一箇中年男人走到了朱重八的身邊,臉上帶著凝肅的神色:“好像說是因為朝廷對咱們的掌控有些大了,所以交州行省的節度使想要謀逆。”
“如此一來,咱們恐怕.”
朱重八皺著眉頭,輕輕嘆了口氣,事實上對於今日的事情他早就有了猜測和準備,畢竟朝廷這些年來越發的荒謬了,而龐大帝國的疆土越來越大,這些節度使手中的權力也越來越大。
人總是有貪婪心思的,所以節度使們想要謀逆也是完全可以預料的一件事情了。
“那咱們做好準備吧。

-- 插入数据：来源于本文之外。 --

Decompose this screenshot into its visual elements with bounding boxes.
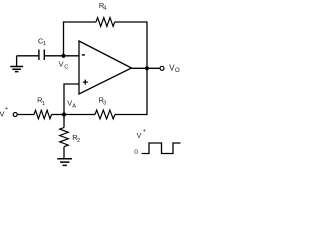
wire: node VA to R3 xyxy=(64,114,95,116)
svg-text:1: 1 xyxy=(43,41,46,47)
svg-text:V: V xyxy=(0,110,5,119)
svg-text:1: 1 xyxy=(42,101,45,107)
waveform: square wave of V+ xyxy=(142,143,181,154)
svg-text:2: 2 xyxy=(77,138,80,144)
svg-text:V: V xyxy=(59,60,64,69)
ground (left, at C1) xyxy=(16,56,18,66)
wire: op-amp output to VO terminal xyxy=(132,67,161,69)
resistor R3 xyxy=(95,110,115,119)
node VC (junction dot) xyxy=(61,54,65,58)
svg-text:O: O xyxy=(175,67,180,74)
op-amp non-inverting input marker (+) xyxy=(83,80,88,85)
terminal V+ (open circle) xyxy=(13,113,17,117)
terminal VO (open circle) xyxy=(160,66,164,70)
node VA (junction dot) xyxy=(62,112,66,116)
resistor R2 (vertical) xyxy=(63,115,65,128)
wire: C1 right plate to inverting input of op-amp xyxy=(44,55,79,57)
wire: R1 to node VA xyxy=(52,114,65,116)
op-amp inverting input marker (-) xyxy=(82,54,85,56)
wire: top feedback right segment from R4 down to output node xyxy=(115,22,147,68)
ground (bottom, under R2) xyxy=(57,159,72,166)
svg-text:+: + xyxy=(143,129,146,135)
resistor R4 xyxy=(96,18,115,27)
svg-text:3: 3 xyxy=(103,100,106,106)
svg-text:C: C xyxy=(64,65,68,71)
wire: from left ground to C1 left plate xyxy=(17,55,39,57)
wire: R3 right up to output node xyxy=(115,68,147,114)
wire: R2 to bottom ground xyxy=(63,147,65,158)
wire: V+ terminal to R1 xyxy=(17,114,34,116)
capacitor C1 xyxy=(39,50,44,61)
op-amp U1 triangle xyxy=(79,41,132,94)
wire: top feedback left segment from VC node up and right to R4 xyxy=(64,22,97,56)
svg-text:0: 0 xyxy=(134,149,138,156)
svg-text:A: A xyxy=(72,103,76,109)
svg-text:V: V xyxy=(137,133,142,140)
resistor R1 xyxy=(34,110,52,119)
wire: non-inverting input down to node VA xyxy=(64,84,79,115)
node at output (junction dot) xyxy=(145,66,149,70)
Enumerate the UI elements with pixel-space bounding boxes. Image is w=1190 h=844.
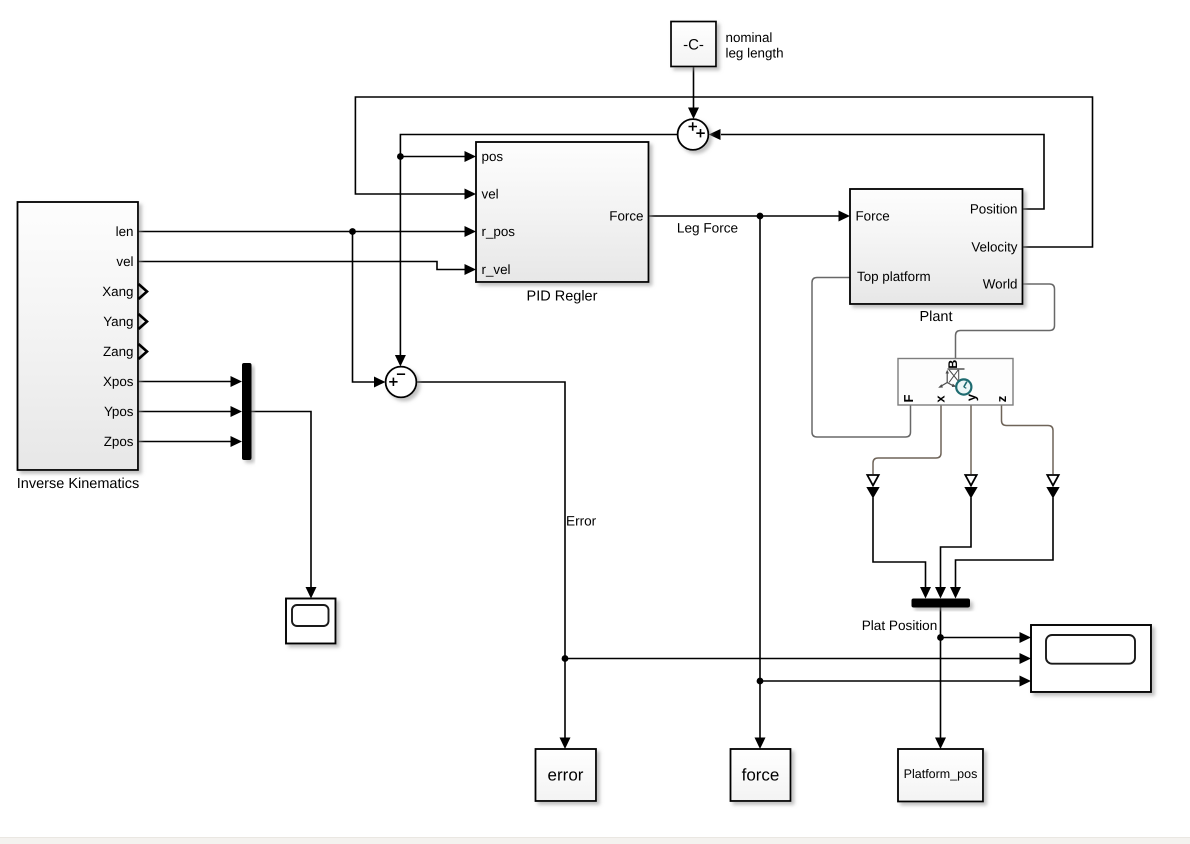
sum U2 (lower): +- subtractor (386, 367, 417, 398)
svg-text:Ypos: Ypos (104, 404, 134, 419)
svg-text:Error: Error (566, 514, 597, 529)
sensor T1: physical-to-signal triangles (867, 475, 878, 486)
svg-text:Xpos: Xpos (103, 374, 134, 389)
wire: sum2 output (Error) to error block (417, 382, 566, 738)
scope S2: large scope (1031, 625, 1151, 692)
wire: sensor3 output to mux2 (956, 498, 1054, 588)
svg-text:PID Regler: PID Regler (527, 289, 598, 305)
wire: physical connection Top platform to body F port (812, 278, 911, 438)
svg-text:leg length: leg length (726, 46, 784, 61)
body block: platform body with sensor ports (898, 359, 1013, 406)
wire: sum1 output left then down to junction and sum2 top input (400, 135, 677, 356)
subsystem: Inverse Kinematics (18, 202, 139, 470)
svg-text:len: len (116, 224, 134, 239)
wire: Inverse Kinematics vel to PID r_vel (with jog) (138, 262, 465, 270)
port marker: Zang unconnected output (139, 344, 148, 359)
svg-text:Plat Position: Plat Position (862, 618, 938, 633)
svg-text:force: force (742, 766, 780, 785)
outport block: Platform_pos (898, 749, 983, 802)
svg-text:Velocity: Velocity (971, 240, 1017, 255)
wire: physical connection body y port to sensor2 (970, 405, 972, 474)
svg-text:World: World (983, 277, 1018, 292)
subsystem: PID Regler (476, 142, 649, 282)
svg-text:Zang: Zang (103, 344, 134, 359)
scope S1: small scope (286, 599, 336, 644)
svg-text:Leg Force: Leg Force (677, 221, 738, 236)
wire: branch from len line down to sum2 left input (353, 232, 375, 383)
sum U1 (top): ++ adder (678, 119, 709, 150)
wire: constant -C- to sum1 top (693, 67, 695, 109)
svg-text:r_pos: r_pos (482, 224, 516, 239)
wire: Zpos to mux1 (138, 441, 231, 443)
wire: force branch to scope2 input 3 (760, 680, 1020, 682)
wire: mux1 output to scope1 (252, 412, 312, 588)
svg-text:Force: Force (856, 209, 890, 224)
wire: Inverse Kinematics len to PID r_pos (138, 231, 465, 233)
port marker: Xang unconnected output (139, 284, 148, 299)
wire: force branch down to force block (759, 216, 761, 738)
svg-text:Platform_pos: Platform_pos (904, 767, 978, 781)
wire: physical connection Plant World to body B port (956, 284, 1055, 359)
svg-text:Force: Force (609, 209, 643, 224)
outport block: force (731, 749, 791, 801)
svg-text:F: F (901, 394, 916, 402)
svg-text:Yang: Yang (103, 314, 133, 329)
wire: Error branch to scope2 input 2 (565, 658, 1020, 660)
wire: Plant Velocity feedback to PID vel input (355, 97, 1092, 247)
node: junction on Error line (562, 655, 569, 662)
wire: sensor1 output to mux2 (873, 498, 926, 588)
wire: branch to PID pos input (400, 156, 465, 158)
constant C1: -C- (nominal leg length) (671, 22, 716, 67)
svg-text:r_vel: r_vel (482, 262, 511, 277)
wire: physical connection body x port to sensor1 (873, 405, 941, 474)
wire: mux2 output down to Platform_pos block (940, 608, 942, 739)
svg-text:Inverse Kinematics: Inverse Kinematics (17, 476, 140, 492)
svg-text:x: x (933, 395, 948, 403)
svg-text:pos: pos (482, 149, 504, 164)
wire: physical connection body z port to sensor3 (1002, 405, 1054, 474)
port marker: Yang unconnected output (139, 314, 148, 329)
mux M1: vertical mux bar (242, 363, 252, 460)
svg-text:vel: vel (482, 187, 499, 202)
icon: clock (956, 379, 971, 394)
wire: Plant Position feedback to sum1 right input (721, 135, 1044, 210)
svg-text:vel: vel (116, 254, 133, 269)
svg-text:Xang: Xang (102, 284, 133, 299)
svg-text:nominal: nominal (726, 30, 773, 45)
mux M2: horizontal mux bar (Plat Position) (912, 599, 971, 608)
svg-text:Plant: Plant (919, 309, 952, 325)
svg-text:error: error (548, 766, 584, 785)
icon: coordinate axes (941, 369, 965, 388)
wire: Plat Position branch to scope2 input 1 (941, 637, 1021, 639)
wire: Ypos to mux1 (138, 411, 231, 413)
outport block: error (536, 749, 597, 801)
subsystem: Plant (850, 189, 1023, 304)
sensor T2: physical-to-signal triangles (965, 475, 976, 486)
node: junction on sum1 output branch (pos) (397, 153, 404, 160)
svg-text:Position: Position (970, 202, 1018, 217)
svg-text:-C-: -C- (683, 37, 704, 54)
sensor T3: physical-to-signal triangles (1047, 475, 1058, 486)
svg-text:z: z (994, 395, 1009, 402)
wire: sensor2 output to mux2 (941, 498, 972, 588)
wire: Xpos to mux1 (138, 381, 231, 383)
node: junction on force branch (757, 678, 764, 685)
node: junction on len line (349, 228, 356, 235)
svg-text:B: B (946, 360, 960, 369)
svg-text:Zpos: Zpos (104, 434, 134, 449)
wire: PID Force output to Plant Force input (Leg Force) (649, 215, 840, 217)
node: junction on Leg Force line (757, 213, 764, 220)
node: junction on Plat Position line (937, 634, 944, 641)
svg-text:Top platform: Top platform (857, 269, 931, 284)
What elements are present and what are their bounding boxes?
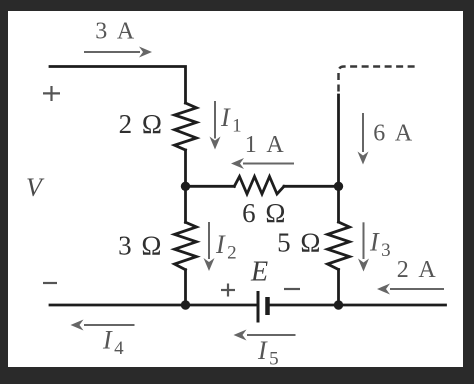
svg-text:E: E <box>250 257 268 288</box>
svg-text:2 Ω: 2 Ω <box>119 109 164 139</box>
svg-text:3 A: 3 A <box>95 19 137 45</box>
svg-text:6 Ω: 6 Ω <box>242 198 287 228</box>
svg-text:6 A: 6 A <box>373 121 415 147</box>
svg-text:1 A: 1 A <box>245 132 287 158</box>
svg-text:5 Ω: 5 Ω <box>277 228 322 258</box>
svg-text:2 A: 2 A <box>397 257 439 283</box>
svg-text:3 Ω: 3 Ω <box>118 231 163 261</box>
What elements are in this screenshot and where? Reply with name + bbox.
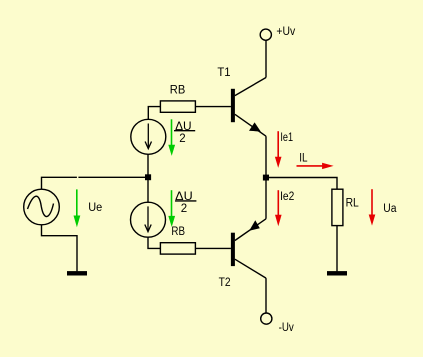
- current source Q2 (lower ΔU/2): [131, 202, 166, 237]
- ground GND1: [67, 271, 87, 275]
- arrow Ie1 (red): [275, 131, 282, 168]
- svg-text:+Uv: +Uv: [276, 26, 295, 38]
- wire output node to RL: [266, 178, 337, 190]
- wire RL bottom to ground: [336, 226, 338, 272]
- svg-text:-Uv: -Uv: [279, 322, 294, 334]
- transistor T2: [231, 219, 266, 278]
- wire T2 collector to -Uv: [265, 278, 267, 313]
- arrow Ie2 (red): [275, 190, 282, 226]
- voltage source V1 (sine): [24, 189, 60, 225]
- svg-text:Ie1: Ie1: [280, 132, 293, 144]
- resistor RL: [332, 189, 343, 225]
- svg-text:2: 2: [179, 133, 185, 145]
- wire sine bottom to ground: [42, 225, 78, 272]
- arrow Ue (green): [74, 189, 81, 227]
- arrow IL (red): [297, 163, 334, 169]
- wire T2 emitter to output node: [265, 178, 267, 219]
- arrow ΔU/2 upper (green): [168, 119, 175, 156]
- svg-text:RL: RL: [346, 197, 360, 209]
- resistor RB1: [160, 101, 195, 112]
- wire RB2 to T2 base: [195, 247, 231, 249]
- svg-text:T2: T2: [219, 277, 231, 289]
- wire current source 1 top to RB1: [148, 107, 160, 120]
- svg-text:T1: T1: [217, 67, 230, 79]
- wire node to current source 2: [147, 177, 149, 203]
- current source Q1 (upper ΔU/2): [131, 119, 166, 154]
- wire T1 emitter to output node: [265, 136, 267, 177]
- svg-text:RB: RB: [171, 226, 185, 238]
- svg-text:Ua: Ua: [383, 203, 397, 215]
- terminal +Uv: [260, 29, 271, 40]
- node A (base node junction): [145, 174, 151, 180]
- svg-text:IL: IL: [299, 153, 308, 165]
- wire node to current source 1: [147, 155, 149, 178]
- ground GND2: [327, 271, 347, 275]
- resistor RB2: [160, 243, 195, 254]
- wire sine top to base node: [42, 177, 149, 189]
- svg-text:RB: RB: [170, 85, 186, 97]
- arrow Ua (red): [369, 189, 376, 225]
- svg-text:Ue: Ue: [88, 202, 102, 214]
- svg-text:2: 2: [181, 203, 187, 215]
- svg-text:Ie2: Ie2: [280, 191, 294, 203]
- arrow ΔU/2 lower (green): [168, 190, 175, 227]
- wire T1 collector to +Uv: [265, 40, 267, 77]
- node B (output node junction): [263, 175, 269, 181]
- wire current source 2 bottom to RB2: [148, 237, 160, 248]
- wire RB1 to T1 base: [195, 106, 231, 108]
- terminal -Uv: [261, 313, 272, 324]
- transistor T1: [231, 78, 266, 137]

”
此世的朱重八早已經不是當年那個孤身一人逃亡到這交州行省的可憐人了,而是這交州行省地界內最大的一個“割據勢力”,是的,他事實上已經可以算是一個割據勢力了,且是比較強大的那種——交州行省的那位節度使都不敢輕易的和他撕破臉。
中年漢子,也就是徐達聽到了朱重八的話語,臉上不由自主的露出了些許的喜色:“可是要準備那件事情了?”
朱重八微微皺眉,事實上如今的他還沒有生出要將大宋帝國徹底粉碎,而後自己登上皇位的那個想法,畢竟他如今的生活還是可以的。
有些人屬於是野心特別旺盛的人,而有些則是有了較為幸福的生活之後,就不會想起來更加貪婪事情的人。
這是正常的。
朱重八便屬於這種人當中的一個——更何況如今的他根本沒有那個心氣去再造乾坤,如今的天下依舊是正統的漢人天下,而統治這一天下的人還是趙氏正統,更是當年那位始皇帝的後裔。
黔首們的生活雖然並不算是太好,但卻也不算是太差。
當然了,更讓朱重八猶豫的是多年前陳氏的表態——在天元三十年的時候,其餘幾個大世家的人曾經找過陳氏的家主,但那位鎮國王並沒有明確表態,而大宋皇室也依舊穩如泰山。